Editorial

Inaceptable desequilibrio

El Estado dominicano ha dejado, mayoritariamente, en manos de entidades de la sociedad civil la promoción, defensa y rehabilitación de la salud ciudadana afectada por consumos ilícitos y no se explica que a la hora de distribuir recursos confiscados al narcotráfico y destinarlos al noble fin de mitigar los daños que causa ese crimen alguna autoridad prefiera retener la mayor parte de ellos y que además aplique criterios discriminatorios en perjuicio del sector no gubernamental que saca la cara ante el problema de adicción. A partir de lo que diga la ley, la discrecionalidad del poder no debe, con carencia de equidad, disminuir el apoyo que debe prestar a la tarea de interés social que particulares se echan a hombros.

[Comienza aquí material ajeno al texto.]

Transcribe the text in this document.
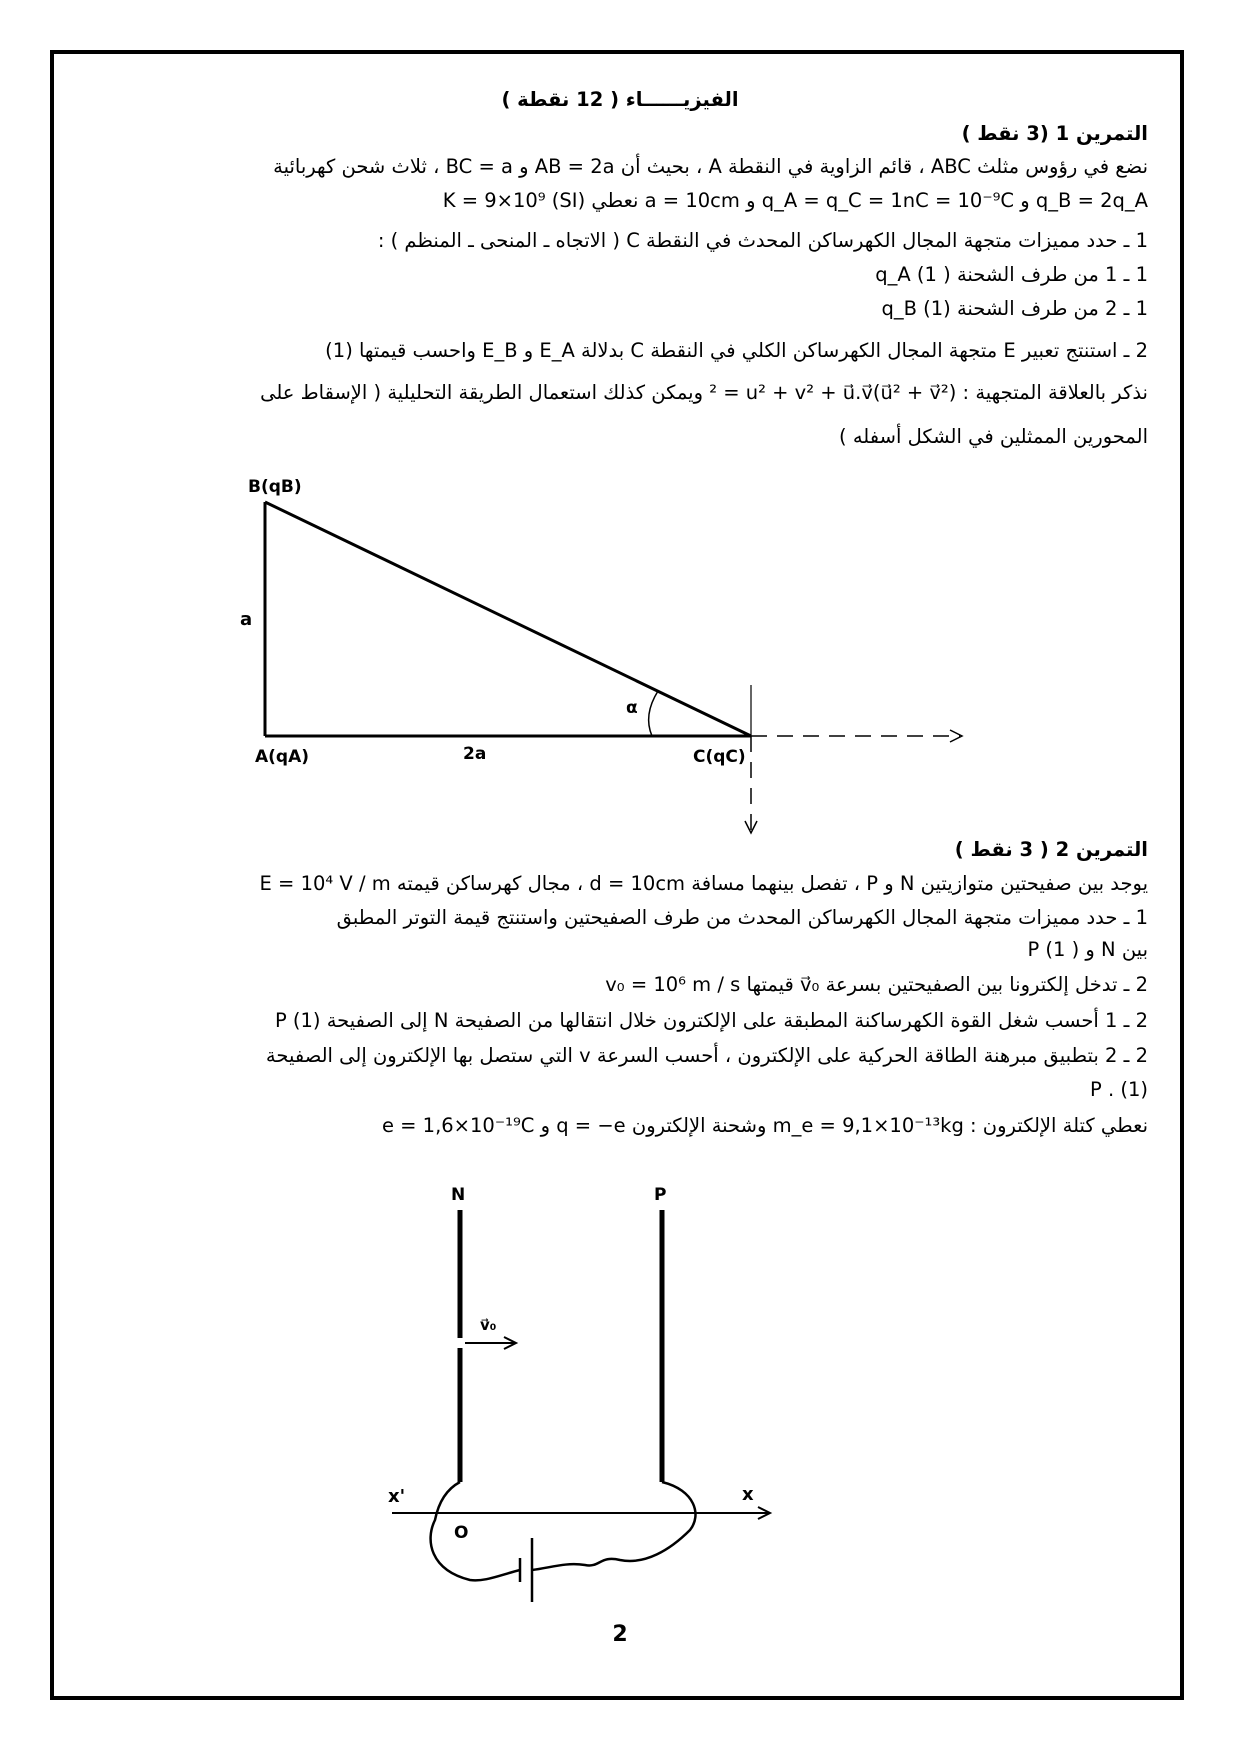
الفيزيــــــاء ( 12 نقطة )
التمرين 1 (3 نقط )
نضع في رؤوس مثلث ABC ، قائم الزاوية في النقطة A ، بحيث أن AB = 2a و BC = a ، ثلاث شحن كهربائية
q_B = 2q_A و q_A = q_C = 1nC = 10⁻⁹C و a = 10cm نعطي (SI) K = 9×10⁹
1 ـ حدد مميزات متجهة المجال الكهرساكن المحدث في النقطة C ( الاتجاه ـ المنحى ـ المنظم ) :
1 ـ 1 من طرف الشحنة q_A (1 )
1 ـ 2 من طرف الشحنة q_B (1)
2 ـ استنتج تعبير E متجهة المجال الكهرساكن الكلي في النقطة C بدلالة E_A و E_B واحسب قيمتها (1)
نذكر بالعلاقة المتجهية : (u⃗² + v⃗²)² = u² + v² + u⃗.v⃗ ويمكن كذلك استعمال الطريقة التحليلية ( الإسقاط على
المحورين الممثلين في الشكل أسفله )
B(qB)
a
A(qA)	2a	C(qC)
α
التمرين 2 ( 3 نقط )
يوجد بين صفيحتين متوازيتين N و P ، تفصل بينهما مسافة d = 10cm ، مجال كهرساكن قيمته E = 10⁴ V / m
1 ـ حدد مميزات متجهة المجال الكهرساكن المحدث من طرف الصفيحتين واستنتج قيمة التوتر المطبق
بين N و P (1 )
2 ـ تدخل إلكترونا بين الصفيحتين بسرعة v⃗₀ قيمتها v₀ = 10⁶ m / s
2 ـ 1 أحسب شغل القوة الكهرساكنة المطبقة على الإلكترون خلال انتقالها من الصفيحة N إلى الصفيحة P (1)
2 ـ 2 بتطبيق مبرهنة الطاقة الحركية على الإلكترون ، أحسب السرعة v التي ستصل بها الإلكترون إلى الصفيحة
P . (1)
نعطي كتلة الإلكترون : m_e = 9,1×10⁻¹³kg وشحنة الإلكترون q = −e و e = 1,6×10⁻¹⁹C
N	P
v⃗₀
x'	x
O
2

Si el gasto público que se opone a los narcóticos está reducido por censurable estrechez conceptual a la persecución y castigo, lo menos que debe esperarse es que los organismos orientados a esos objetivos obtengan suficiencia presupuestal para el mejor cumplimiento de tareas sin menoscabo de las prevenciones y rehabilitaciones movidas por una sensibilidad social. La historia del sector independiente que en República Dominicana trata de salvar a la juventud que cae en drogas es de aguda precariedad y desvelos. El Gobierno no puede colocarse de manera torpe e injusta de espaldas a esa dramática realidad. Deplorables huellas dejaría esta administración ante el país y el mundo.

La tregua y sus motivos

Vistos como incompatibles con el sosiego y el clima de festiva fraternidad inherentes a las Navidades, los proselitismos de comicios siempre ganan objeción en la sociedad desde que soplan las primeras brisas de diciembre. Para la colectividad cobran importancia la cordialidad y el respeto mutuo; la superación ordenada de diferencias. Se prefiere que eventualmente lo único negativo y aislado de esta época sea pasarse de tragos al brindar por alguna buena causa o propósito. Por definición, y con abstracción de lo que en realidad ocurre, la lucha electoral debería resultarle al país espacio para la competencia constructiva y el examen exhaustivo de las ofertas. Escenario para las palabras que pretendan convencer sin ofensas ni demagogias. Sin la agitación de espíritu que provocan los discursos que detractan adversarios o falsifican la realidad.